According to Mr. Etorena, the workshop is the “result of work that sets ambition and strategic lines of action for a just transition and the promotion of green jobs in the country's most productive and dynamic sectors, as well as to promote the potential for the recovery of youth employment.”

Mr. Gándara mentioned that today they are registering full employment of qualified workers, but the insertion rate of workers with the necessary qualifications is low. For this reason, the UOCRA leader warned that "we have to correct basic problems such as education and the definition of job profiles in accordance with the transitions that we must face." Moreover, he emphasized the importance of working with cooperatives and other social economy actors in accessing and realizing labour rights. "Equal work, equal rights" he stressed.

Ms. Martha Pujadas, the director of Legal Affairs of UOCRA and focal point to international issues from the Trade Unions Central CGT
The director of Legal Affairs of UOCRA, Ms. Marta Pujadas, highlighted the need to continue promoting the just transition and sustainable development agenda in Argentina. “We know that this challenge requires a paradigm shift in our productive sectors, accompanied by public policies for transformation,” said Pujadas, “this adaptation plan carried out by PAGE is important due to the centrality of an engine sector of the productive economy, which creates decent jobs for male and female workers”.

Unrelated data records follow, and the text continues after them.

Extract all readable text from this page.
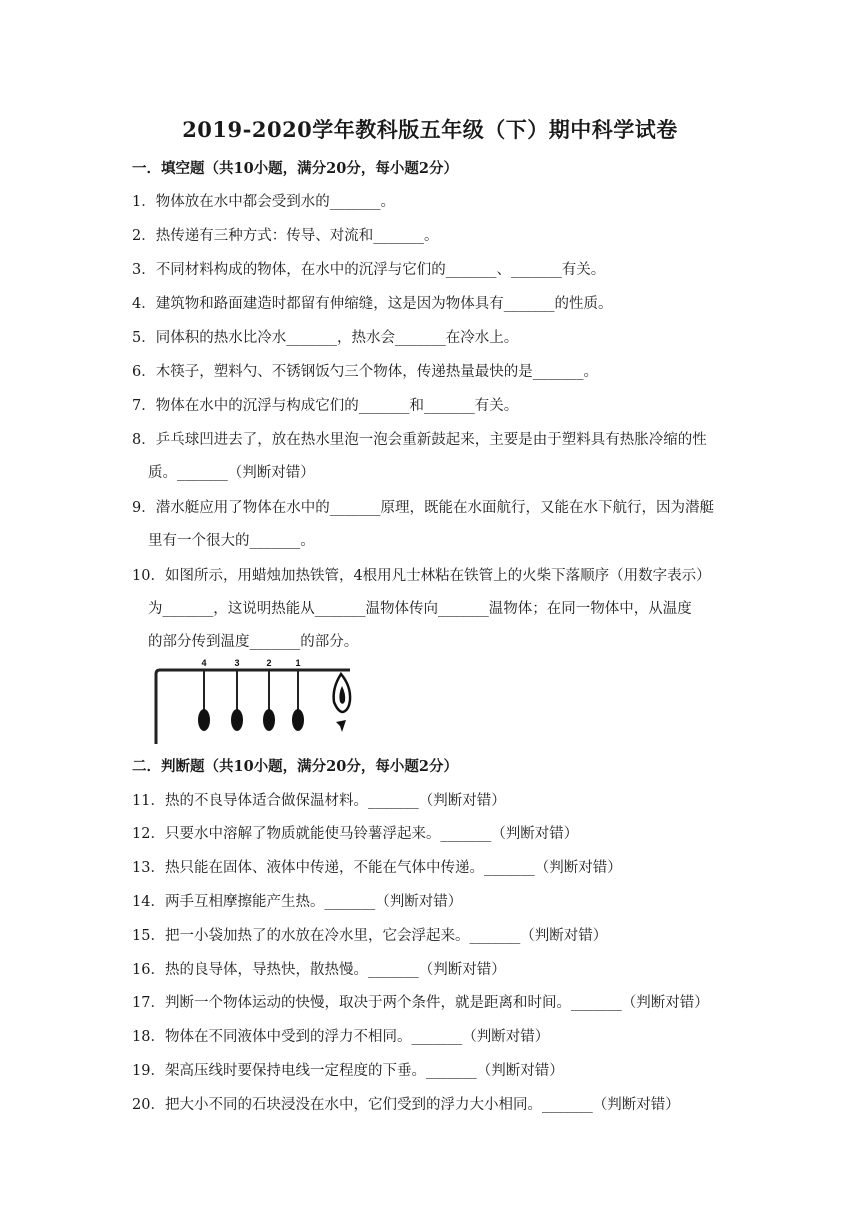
2019-2020学年教科版五年级（下）期中科学试卷
一．填空题（共10小题，满分20分，每小题2分）
1．物体放在水中都会受到水的_______。
2．热传递有三种方式：传导、对流和_______。
3．不同材料构成的物体，在水中的沉浮与它们的_______、_______有关。
4．建筑物和路面建造时都留有伸缩缝，这是因为物体具有_______的性质。
5．同体积的热水比冷水_______，热水会_______在冷水上。
6．木筷子，塑料勺、不锈钢饭勺三个物体，传递热量最快的是_______。
7．物体在水中的沉浮与构成它们的_______和_______有关。
8．乒乓球凹进去了，放在热水里泡一泡会重新鼓起来，主要是由于塑料具有热胀冷缩的性
质。_______（判断对错）
9．潜水艇应用了物体在水中的_______原理，既能在水面航行，又能在水下航行，因为潜艇
里有一个很大的_______。
10．如图所示，用蜡烛加热铁管，4根用凡士林粘在铁管上的火柴下落顺序（用数字表示）
为_______，这说明热能从_______温物体传向_______温物体；在同一物体中，从温度
的部分传到温度_______的部分。
4	3	2	1
二．判断题（共10小题，满分20分，每小题2分）
11．热的不良导体适合做保温材料。_______（判断对错）
12．只要水中溶解了物质就能使马铃薯浮起来。_______（判断对错）
13．热只能在固体、液体中传递，不能在气体中传递。_______（判断对错）
14．两手互相摩擦能产生热。_______（判断对错）
15．把一小袋加热了的水放在冷水里，它会浮起来。_______（判断对错）
16．热的良导体，导热快，散热慢。_______（判断对错）
17．判断一个物体运动的快慢，取决于两个条件，就是距离和时间。_______（判断对错）
18．物体在不同液体中受到的浮力不相同。_______（判断对错）
19．架高压线时要保持电线一定程度的下垂。_______（判断对错）
20．把大小不同的石块浸没在水中，它们受到的浮力大小相同。_______（判断对错）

Mr Molina applauded the creation of a space for collective discussion and the fact that "these issues that are so important for the future of construction sector are put on the agenda", and stressed that the issue of the sector's transition towards sustainability implies challenges not only around employment policies but also in relation to norms and standards.

Six guidelines were then discussed in working groups within the dynamics of the workshop:
  • Development of a national sustainable construction policy
  • Awareness raising strategy for promoting benefits of sustainable buildings
  • A comprehensive training pathway
  • Support for companies in the sector
  • Development of an ecosystem of suppliers of sustainable construction materials
  • Development of an efficient waste recovery chain
The participants in the workshop, including representatives from other Ministries, sectoral unions and enterprises, appreciated the tripartite nature of the initiative and the articulation to materialize analyses and statistics into concrete policy opportunities. The social partners agreed that construction has enormous potential in the transition towards sustainability. To promote green employment it is necessary to promote simultaneously changes in several areas, such as the use of water, waste treatment, coordination with SMEs and other actors in the value chain. In this challenge, collective bargaining is key to driving these changes sectorally.